Employees of Habitat for Humanity of Huron Valley are in Washington, D.C. the week of Feb. 12 to protest federal cuts the organization said would worsen a housing crisis being felt across the country.(
ANN ARBOR, MI – Supporters of the local Habitat for Humanity are in Washington, D.C., to protest proposed budget cuts they say would worsen a housing crisis being felt across the country.
The national organization known as Habitat for Humanity has sent more than 300 officials, homeowners and volunteers to the nation’s capital this week to oppose a White House budget that would eliminates funds for the Home Investment Partnerships Program.
Some of those supporters are from the Habitat for Humanity of Huron Valley, 170 Aprill Drive, a nonprofit organization that serves Washtenaw County.
According to a statement, Habitat Huron Valley is able to build or renovate around 19 houses each year because of the Home Investment Partnerships Program.
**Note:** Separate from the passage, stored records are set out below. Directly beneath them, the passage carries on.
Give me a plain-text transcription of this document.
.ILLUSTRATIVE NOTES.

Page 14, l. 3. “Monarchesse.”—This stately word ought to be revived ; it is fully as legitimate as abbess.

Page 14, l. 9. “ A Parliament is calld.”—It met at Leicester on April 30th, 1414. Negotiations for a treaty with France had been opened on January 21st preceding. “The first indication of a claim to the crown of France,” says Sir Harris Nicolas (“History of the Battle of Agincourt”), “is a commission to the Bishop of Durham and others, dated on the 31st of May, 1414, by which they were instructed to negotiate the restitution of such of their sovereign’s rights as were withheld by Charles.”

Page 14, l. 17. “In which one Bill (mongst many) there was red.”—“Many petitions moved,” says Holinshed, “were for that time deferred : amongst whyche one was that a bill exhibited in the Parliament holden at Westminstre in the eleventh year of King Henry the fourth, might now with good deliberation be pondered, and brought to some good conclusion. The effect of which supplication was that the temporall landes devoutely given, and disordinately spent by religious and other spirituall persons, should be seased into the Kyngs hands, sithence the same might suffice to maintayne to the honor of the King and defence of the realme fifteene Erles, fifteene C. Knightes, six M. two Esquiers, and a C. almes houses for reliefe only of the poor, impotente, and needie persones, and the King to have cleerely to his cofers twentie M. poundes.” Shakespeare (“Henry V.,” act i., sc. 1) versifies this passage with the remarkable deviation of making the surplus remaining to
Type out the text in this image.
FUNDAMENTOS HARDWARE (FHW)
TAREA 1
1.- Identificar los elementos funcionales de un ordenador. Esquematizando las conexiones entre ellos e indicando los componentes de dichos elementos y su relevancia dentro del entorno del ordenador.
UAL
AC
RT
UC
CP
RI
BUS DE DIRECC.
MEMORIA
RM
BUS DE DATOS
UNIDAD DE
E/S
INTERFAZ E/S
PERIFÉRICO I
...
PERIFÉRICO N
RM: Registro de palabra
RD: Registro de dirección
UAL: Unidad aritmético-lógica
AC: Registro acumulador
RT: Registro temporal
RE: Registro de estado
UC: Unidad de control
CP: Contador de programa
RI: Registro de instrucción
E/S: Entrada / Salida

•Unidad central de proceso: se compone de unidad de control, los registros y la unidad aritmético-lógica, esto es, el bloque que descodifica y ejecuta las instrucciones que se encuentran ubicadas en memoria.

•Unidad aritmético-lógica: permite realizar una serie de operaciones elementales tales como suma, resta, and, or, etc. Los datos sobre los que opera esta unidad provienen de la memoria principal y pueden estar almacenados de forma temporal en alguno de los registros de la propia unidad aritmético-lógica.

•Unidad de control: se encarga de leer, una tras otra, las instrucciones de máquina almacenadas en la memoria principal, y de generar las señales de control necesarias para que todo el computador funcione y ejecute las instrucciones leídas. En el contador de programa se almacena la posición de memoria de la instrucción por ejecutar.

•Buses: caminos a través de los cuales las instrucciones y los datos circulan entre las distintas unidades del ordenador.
"The budget proposed by the White House this week would drastically cut–and in some cases entirely eliminate–funding that communities use to finance the development of new affordable homes," the statement said.
The 2019 budget proposal, available through the White House websites, notes an $8.8 billion or 18.3 percent decrease in funding for the Department of Housing and Urban Development compared to 2017.
"The Budget reflects the President’s commitment to fiscal responsibility by reforming programs to encourage the dignity of work and self-sufficiency while supporting critical functions that provide assistance to vulnerable households," the budget proposal said.
In addition to protesting the budget proposals, Habitat supporters are advocating for their organization and calling for Congress to prioritize solutions to end what they describe as an "affordable housing crisis."
Habitat for Humanity International CEO Jonathan Reckford said in a statement that there is no question the country is facing a troubling housing situation with more than 18 million families using half of their income to pay for a place to live.
"Leaders in cities and towns across the country are sounding the alarm, because even middle-class workers like teachers can no longer find housing that fits their budgets," Reckford said in the statement. "We will make sure those voices are heard in Washington this week as we meet with members of Congress."
Habitat Huron Valley was established in 1989 and offers home improvement, home ownership, community development and education programs for county residents.